Pour l’enseignement du français, ma classe de 1ère G, plus autonome, s’accroche bien (elle a aussi été assez peu impactée par les absences COVID en ce début d’année civile). Avec ma classe de 1ST, en revanche, avec des élèves beaucoup moins à l’aise et habiles pour rattraper les absences, c’est nettement plus compliqué. Quant aux 2ndes, là, encore, c’est compliqué, avec une des deux classes très fortement démobilisée et qui pose de plus en plus de soucis de discipline faute d’arriver à vraiment suivre le fil.
J’avoue que la question des aménagements me préoccupait globalement assez peu. De toute façon, je ne crois pas ces programmes vraiment adaptables puisque organisés en fonction de contenus à ingurgiter (pardon, je ne trouve pas de moyen plus élégant de le formuler) et non de capacités à développer et de goûts à affiner. Donc, c’est très bien si la facture est un peu allégée en terme de bachotage pour la fin de l’année en 1ère mais cela ne résout rien sur le fond.
Actuellement, je suis à la fois très usée et très désabusée. Je sais à quel point ce sentiment est partagé et cela me console moins que cela ne m’effraie. Heureusement que mes élèves sont vraiment de belles personnes et que nous arrivons encore à partager de beaux moments et de belles choses en classe. Mais je ne me vois pas tenir encore bien longtemps à ce régime-là. »
Mickaël : « Ce dont j’ai envie, c’est d’une pédagogie d’urgence »
« Notre établissement a eu jusqu’à 550 élèves absents la première semaine après la rentrée (sur 1250) et une vingtaine d’enseignants. Depuis nous tournons régulièrement avec 1/5ème de l’effectif qui n’est pas là. Les classes ne sont jamais pleines, entre un tiers et un quart des élèves absents, ceci systématiquement. Il m’est arrivé de voir des élèves évacués en plein cours (cas contacts) ou des classes isolées dans une salle toute une journée jusqu’à ce que les parents soient tous passés les prendre. Un élève a passé quatre heures comme ça tout seul dans une salle. La pression était si forte que nous avons fait grève deux jours, dès le jeudi 4 janvier.
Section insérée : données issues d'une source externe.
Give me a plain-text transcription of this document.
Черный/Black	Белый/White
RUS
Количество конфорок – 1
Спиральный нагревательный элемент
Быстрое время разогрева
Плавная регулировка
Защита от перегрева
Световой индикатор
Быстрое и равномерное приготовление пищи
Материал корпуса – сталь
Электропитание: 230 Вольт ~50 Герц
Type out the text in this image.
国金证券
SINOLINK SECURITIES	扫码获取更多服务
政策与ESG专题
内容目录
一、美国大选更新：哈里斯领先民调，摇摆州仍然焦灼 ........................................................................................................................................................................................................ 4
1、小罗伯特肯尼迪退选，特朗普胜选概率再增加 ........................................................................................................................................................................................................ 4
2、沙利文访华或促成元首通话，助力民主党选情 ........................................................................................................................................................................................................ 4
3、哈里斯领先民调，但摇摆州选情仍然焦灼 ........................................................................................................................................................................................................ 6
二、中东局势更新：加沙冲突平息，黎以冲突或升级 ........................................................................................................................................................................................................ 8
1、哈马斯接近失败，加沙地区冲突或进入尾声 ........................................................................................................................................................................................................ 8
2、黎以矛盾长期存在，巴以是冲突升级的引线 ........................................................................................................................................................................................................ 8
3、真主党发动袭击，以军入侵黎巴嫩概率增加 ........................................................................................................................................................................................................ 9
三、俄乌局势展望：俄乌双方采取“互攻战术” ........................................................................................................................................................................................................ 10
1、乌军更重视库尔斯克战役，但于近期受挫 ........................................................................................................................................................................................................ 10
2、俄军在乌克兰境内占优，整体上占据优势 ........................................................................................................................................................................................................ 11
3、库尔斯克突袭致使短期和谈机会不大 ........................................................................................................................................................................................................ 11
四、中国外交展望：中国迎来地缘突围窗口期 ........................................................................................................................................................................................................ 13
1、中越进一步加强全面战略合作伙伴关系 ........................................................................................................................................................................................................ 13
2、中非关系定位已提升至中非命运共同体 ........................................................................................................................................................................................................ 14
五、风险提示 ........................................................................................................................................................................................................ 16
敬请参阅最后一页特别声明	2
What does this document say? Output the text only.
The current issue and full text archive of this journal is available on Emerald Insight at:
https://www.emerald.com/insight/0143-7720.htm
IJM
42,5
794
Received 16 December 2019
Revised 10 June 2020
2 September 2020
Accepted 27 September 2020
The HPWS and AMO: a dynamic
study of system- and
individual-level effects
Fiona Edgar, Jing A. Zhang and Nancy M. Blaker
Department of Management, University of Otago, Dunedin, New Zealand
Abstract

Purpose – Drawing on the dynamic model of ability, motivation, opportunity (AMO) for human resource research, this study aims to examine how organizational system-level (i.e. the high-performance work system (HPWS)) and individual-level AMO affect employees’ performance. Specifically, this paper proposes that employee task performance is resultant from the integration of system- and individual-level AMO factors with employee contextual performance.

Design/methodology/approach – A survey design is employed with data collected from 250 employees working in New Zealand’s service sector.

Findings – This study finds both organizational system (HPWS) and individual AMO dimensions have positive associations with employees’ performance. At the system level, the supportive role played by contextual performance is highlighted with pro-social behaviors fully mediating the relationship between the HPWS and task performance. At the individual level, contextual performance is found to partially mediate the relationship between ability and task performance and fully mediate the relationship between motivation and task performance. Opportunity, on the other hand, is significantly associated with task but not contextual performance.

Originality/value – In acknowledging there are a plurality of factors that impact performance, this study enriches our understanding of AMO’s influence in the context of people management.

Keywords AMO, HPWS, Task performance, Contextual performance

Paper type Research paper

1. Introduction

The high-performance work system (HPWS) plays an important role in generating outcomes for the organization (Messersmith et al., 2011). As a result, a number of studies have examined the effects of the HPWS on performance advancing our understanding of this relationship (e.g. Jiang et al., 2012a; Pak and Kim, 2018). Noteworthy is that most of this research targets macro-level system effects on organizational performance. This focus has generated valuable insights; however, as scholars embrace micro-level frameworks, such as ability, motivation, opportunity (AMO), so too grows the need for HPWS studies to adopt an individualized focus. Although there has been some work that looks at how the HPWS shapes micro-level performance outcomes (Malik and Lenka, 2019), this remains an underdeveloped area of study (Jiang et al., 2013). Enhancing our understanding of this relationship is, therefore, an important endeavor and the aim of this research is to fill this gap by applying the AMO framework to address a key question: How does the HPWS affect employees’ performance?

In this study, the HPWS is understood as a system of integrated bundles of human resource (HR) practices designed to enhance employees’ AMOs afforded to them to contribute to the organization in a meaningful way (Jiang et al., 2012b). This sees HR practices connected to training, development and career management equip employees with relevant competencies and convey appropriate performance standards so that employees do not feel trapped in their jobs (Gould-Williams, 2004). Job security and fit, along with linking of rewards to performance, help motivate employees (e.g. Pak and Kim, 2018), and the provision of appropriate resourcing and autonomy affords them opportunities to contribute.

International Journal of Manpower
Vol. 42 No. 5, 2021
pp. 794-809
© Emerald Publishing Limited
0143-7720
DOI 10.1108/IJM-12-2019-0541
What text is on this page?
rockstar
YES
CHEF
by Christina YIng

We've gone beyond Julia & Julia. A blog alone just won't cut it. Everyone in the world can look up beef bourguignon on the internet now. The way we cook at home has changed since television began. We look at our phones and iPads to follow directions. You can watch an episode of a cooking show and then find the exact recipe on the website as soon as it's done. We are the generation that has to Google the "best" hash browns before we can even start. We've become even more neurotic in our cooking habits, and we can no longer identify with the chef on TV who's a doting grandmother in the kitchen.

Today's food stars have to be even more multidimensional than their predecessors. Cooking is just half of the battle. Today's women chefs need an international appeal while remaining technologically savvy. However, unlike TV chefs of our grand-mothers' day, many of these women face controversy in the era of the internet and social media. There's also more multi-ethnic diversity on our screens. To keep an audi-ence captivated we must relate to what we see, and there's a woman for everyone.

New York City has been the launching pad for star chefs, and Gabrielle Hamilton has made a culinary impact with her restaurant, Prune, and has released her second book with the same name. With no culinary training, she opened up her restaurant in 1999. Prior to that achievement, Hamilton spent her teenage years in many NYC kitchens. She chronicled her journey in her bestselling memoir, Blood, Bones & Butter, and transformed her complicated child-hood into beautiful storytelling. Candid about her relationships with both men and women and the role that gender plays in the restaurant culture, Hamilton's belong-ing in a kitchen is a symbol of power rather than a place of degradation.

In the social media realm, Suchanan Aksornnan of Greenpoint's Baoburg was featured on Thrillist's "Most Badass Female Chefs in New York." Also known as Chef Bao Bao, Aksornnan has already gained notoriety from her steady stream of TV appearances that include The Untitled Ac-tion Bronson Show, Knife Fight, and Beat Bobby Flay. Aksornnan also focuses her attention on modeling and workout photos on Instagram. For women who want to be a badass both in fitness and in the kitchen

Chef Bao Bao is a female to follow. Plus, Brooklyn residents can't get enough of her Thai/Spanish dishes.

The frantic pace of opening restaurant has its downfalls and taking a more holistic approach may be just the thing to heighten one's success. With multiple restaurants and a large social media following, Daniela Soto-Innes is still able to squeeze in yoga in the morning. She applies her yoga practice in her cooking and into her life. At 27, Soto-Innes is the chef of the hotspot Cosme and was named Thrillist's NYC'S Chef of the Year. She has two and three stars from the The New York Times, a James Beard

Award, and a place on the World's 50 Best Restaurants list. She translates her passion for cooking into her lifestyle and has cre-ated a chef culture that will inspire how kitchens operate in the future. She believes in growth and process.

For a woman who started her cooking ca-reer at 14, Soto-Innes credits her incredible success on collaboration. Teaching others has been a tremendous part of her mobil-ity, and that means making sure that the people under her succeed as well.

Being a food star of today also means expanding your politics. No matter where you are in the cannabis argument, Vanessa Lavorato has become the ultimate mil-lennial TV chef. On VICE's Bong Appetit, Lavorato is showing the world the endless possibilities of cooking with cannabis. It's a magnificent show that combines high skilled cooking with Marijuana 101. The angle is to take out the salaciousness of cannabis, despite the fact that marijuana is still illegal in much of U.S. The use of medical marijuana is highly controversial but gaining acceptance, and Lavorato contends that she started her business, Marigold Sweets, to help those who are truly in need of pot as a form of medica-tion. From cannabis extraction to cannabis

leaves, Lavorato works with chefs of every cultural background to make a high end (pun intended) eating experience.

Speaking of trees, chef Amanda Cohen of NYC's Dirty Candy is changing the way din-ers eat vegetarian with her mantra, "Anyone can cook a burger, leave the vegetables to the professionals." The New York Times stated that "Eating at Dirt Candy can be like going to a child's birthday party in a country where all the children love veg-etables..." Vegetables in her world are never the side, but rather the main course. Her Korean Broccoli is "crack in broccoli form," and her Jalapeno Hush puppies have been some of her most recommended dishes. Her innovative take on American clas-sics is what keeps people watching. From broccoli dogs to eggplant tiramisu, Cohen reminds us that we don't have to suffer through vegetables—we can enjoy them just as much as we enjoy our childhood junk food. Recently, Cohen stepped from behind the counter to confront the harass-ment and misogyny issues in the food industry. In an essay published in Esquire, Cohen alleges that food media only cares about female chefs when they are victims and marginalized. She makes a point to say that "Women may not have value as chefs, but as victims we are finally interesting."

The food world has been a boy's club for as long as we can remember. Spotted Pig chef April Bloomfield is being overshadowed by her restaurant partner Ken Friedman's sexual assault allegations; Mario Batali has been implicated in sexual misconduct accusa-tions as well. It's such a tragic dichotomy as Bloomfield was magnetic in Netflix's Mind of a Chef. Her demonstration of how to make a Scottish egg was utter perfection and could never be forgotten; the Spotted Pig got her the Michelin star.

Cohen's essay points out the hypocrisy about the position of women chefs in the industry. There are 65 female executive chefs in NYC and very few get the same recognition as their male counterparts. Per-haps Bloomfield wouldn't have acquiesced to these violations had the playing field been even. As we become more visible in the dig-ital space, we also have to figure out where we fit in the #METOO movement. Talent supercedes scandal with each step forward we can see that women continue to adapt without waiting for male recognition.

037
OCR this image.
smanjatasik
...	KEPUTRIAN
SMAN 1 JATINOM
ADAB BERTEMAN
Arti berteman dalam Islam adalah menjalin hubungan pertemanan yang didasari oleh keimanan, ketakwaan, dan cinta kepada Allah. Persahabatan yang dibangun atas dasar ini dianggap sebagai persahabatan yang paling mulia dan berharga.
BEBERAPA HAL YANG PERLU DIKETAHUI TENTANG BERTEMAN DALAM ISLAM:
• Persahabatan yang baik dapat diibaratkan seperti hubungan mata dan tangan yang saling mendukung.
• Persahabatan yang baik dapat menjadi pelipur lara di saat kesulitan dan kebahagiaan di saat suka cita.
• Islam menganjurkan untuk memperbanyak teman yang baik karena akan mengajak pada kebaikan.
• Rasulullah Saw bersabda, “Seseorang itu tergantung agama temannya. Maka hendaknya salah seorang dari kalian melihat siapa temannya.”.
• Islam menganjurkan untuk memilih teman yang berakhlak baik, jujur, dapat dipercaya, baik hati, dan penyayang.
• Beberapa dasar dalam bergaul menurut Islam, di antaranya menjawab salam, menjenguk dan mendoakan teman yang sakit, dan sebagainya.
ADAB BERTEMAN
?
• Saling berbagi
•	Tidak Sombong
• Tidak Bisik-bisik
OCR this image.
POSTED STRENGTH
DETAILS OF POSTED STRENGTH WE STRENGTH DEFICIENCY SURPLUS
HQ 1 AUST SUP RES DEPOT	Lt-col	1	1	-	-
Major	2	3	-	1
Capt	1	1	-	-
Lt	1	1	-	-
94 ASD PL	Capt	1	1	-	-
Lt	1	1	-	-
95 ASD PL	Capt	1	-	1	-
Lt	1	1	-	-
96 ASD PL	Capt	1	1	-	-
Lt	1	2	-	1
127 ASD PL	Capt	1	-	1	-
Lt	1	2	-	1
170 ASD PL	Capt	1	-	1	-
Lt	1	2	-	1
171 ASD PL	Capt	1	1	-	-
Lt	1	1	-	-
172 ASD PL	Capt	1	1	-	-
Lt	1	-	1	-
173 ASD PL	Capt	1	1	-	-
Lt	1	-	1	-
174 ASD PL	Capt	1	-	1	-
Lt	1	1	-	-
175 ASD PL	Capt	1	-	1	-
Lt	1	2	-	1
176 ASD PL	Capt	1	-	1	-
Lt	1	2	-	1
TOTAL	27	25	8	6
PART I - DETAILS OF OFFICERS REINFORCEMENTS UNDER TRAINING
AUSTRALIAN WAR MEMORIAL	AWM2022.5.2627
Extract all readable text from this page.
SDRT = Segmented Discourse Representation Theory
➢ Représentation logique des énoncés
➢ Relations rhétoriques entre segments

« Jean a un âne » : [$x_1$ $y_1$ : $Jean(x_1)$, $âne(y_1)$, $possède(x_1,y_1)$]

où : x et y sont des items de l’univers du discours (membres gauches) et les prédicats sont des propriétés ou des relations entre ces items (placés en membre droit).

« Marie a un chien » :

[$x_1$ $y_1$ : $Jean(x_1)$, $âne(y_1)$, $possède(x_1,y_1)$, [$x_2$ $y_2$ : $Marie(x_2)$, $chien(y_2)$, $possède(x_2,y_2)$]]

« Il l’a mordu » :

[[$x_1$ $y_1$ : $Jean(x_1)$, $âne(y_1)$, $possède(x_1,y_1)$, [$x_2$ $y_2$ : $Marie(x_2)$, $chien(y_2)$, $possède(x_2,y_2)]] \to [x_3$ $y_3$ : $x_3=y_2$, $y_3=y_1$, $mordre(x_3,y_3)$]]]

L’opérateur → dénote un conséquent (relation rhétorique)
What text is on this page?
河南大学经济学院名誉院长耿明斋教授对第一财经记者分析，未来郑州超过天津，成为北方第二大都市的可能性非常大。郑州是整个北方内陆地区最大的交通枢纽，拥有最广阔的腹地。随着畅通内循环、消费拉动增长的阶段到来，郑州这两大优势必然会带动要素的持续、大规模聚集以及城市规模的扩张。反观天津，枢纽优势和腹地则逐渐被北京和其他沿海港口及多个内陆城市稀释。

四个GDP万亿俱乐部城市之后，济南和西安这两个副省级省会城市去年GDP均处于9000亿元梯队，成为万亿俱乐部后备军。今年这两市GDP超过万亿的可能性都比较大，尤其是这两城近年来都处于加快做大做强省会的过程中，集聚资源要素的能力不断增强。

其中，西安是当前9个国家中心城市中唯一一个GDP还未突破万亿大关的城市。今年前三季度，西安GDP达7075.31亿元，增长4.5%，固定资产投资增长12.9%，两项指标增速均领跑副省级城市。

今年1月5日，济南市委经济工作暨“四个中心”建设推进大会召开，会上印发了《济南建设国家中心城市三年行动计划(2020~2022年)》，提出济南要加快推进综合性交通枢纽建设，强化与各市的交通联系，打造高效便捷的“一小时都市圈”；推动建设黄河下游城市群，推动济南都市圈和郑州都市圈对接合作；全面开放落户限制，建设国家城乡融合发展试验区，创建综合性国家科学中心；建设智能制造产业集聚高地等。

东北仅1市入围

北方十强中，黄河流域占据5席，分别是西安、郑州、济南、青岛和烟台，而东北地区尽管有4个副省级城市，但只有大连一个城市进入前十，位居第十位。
Quant à moi, c’est simple : je suis épuisé, à bout de forces, j’ai failli me planter en voiture hier soir.
Je pense que la situation relève de la catastrophe, je ne me paie pas de mots, c’est très sérieux, il faudrait la penser selon la même logique que les catastrophes naturelles, industrielles, etc. Dans ce contexte, alléger les programmes, les épreuves du bac, le nombre de textes, etc. c’est comme vider l’océan avec une cuillère.
Ce dont j’ai envie, c’est d’une pédagogie d’urgence. Nos élèves traversent une période qui produit forcément chez eux une série de traumas, l’urgence pour nous est, d’une part, à mon sens, de recueillir leur parole, leurs sentiments, leur besoin de dire, d’éprouver, etc. et de servir, le cas échéant (je crains qu’il le soit souvent) à la fois de lanceur d’alerte et de poste d’aiguillage pour les envoyer vers les bonnes ressources.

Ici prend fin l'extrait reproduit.